PITTSBURG -- Opponents of the proposed WesPac oil storage and transfer facility say four out of five air samples collected within a couple miles of the project site show that the area already exceeds standards for particulate pollution set by the Environmental Protection Agency.

The Pittsburg Defense Council collected the samples between Dec. 14 and Dec. 31 after receiving training from Global Community Monitor, a Richmond-based group that trains people who live near industrial areas to take air samples. Particulate pollution includes dust, dirt, soot, smoke and other minute particles.

"These are places where people live, work and play," Ruth Breech, project director for Global Community Monitor, said while presenting the report at Tuesday's city council meeting during public comments.

Kalli Graham, of Pittsburg, looks out at the old storage tanks along 10th Street,  where the WesPac project plans to build a $200 million crude oil storage
Kalli Graham, of Pittsburg, looks out at the old storage tanks along 10th Street, where the WesPac project plans to build a $200 million crude oil storage and transfer facility next to a residential neighborhood, on Nov. 14, 2013. (Dan Rosenstrauch/Staff file)

The four samples above the EPA standards are considered unhealthy for sensitive populations, which include seniors, young children and people with weakened immune systems, she said.

"This is what your baseline is, where it stands right now without the additional emissions of a proposed WesPac facility," Breech said.

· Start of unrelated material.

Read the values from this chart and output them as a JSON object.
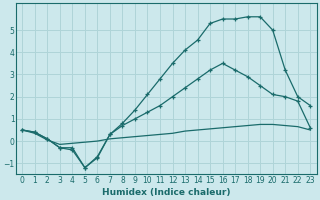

The Pittsburg Defense Council took it upon itself to do the study because a current baseline air quality analysis was not included in the project's recirculated draft environmental impact report. An air monitoring station in Pittsburg operated by the Bay Area Air Quality Management District closed in 2008.

The Defense Council has launched a full-scale battle against the WesPac proposal in hopes of convincing city officials to reject the project, which would unload an estimated 88 million barrels of domestic and imported crude oil and partially refined crude oil annually that would be delivered by trains and ships to a storage facility on the western edge of town near homes, schools, churches and the Pittsburg Marina.

A final environmental report is expected to be released later this year. The project is not expected to come before the City Council for several months.

Several people spoke against the project at the meeting that was packed with WesPac opponents. "WesPac will destroy the community," said Taylor Sims, one of many Pittsburg High School students who is against the project. "WesPac is a danger to our health, safety, air and water. You need to say no to WesPac."

"The facility brings nothing to our community. All it does is dump a time bomb in our front yards," Pittsburg resident Michael Chiricuzio said.

"Do we really need a giant oil terminal in the middle of a residential area, putting homes, school and churches directly in harm's way?" said Diane Bailey, a senior scientist with the San Francisco office of the Natural Resources Defense Council.

Irvine-based WesPac, along with Germany-based Oil Tanking, are behind the $200 million project. Supporters say the project will bring jobs and revenues to the city, make use of a vacant industrial parcel, and help refineries meet their future needs at a time when oil production in California is declining and existing storage is near capacity.

The first phase calls for building a component to unload domestic crude oil from North Dakota, Colorado, west Texas, and New Mexico that would be shipped in by 100 rail cars five days a week at an existing rail yard next to North Parkside Drive. Four of the 16 empty storage tanks once used by a former Pacific Gas and Electric Co. power plant to store fuel oil two decades ago would be upgraded to store the crude oil, which would be shipped by mostly underground pipelines to local refineries that ring the bay. The second phase calls for upgrading the marine terminal and remaining storage tanks on a 125-acre parcel next to what is now the NRG power plant.

Opponents contend the draft environmental report is inadequate and last week a letter from the state attorney general's office said the document fails to disclose many potential environmental impacts and risks associated with the project.

"WesPac is prepared to proceed through the full city environmental review process to assure that issues raised by everyone interested in the project are addressed fully and accurately. WesPac is committed to deliver a project that is fully mitigated, protects the Pittsburg community and the environment and delivers local jobs and needed revenues to the city and the community," Art Diefenbach, WesPac's vice president of engineering, wrote in an email.

After the meeting, Mayor Sal Evola said the environmental review process needs to be completed before any decision can be made by city officials.

"We as a government agency are obligated to process (WesPac's) application in a timely manner, and it deserves due process and a fair hearing," he said.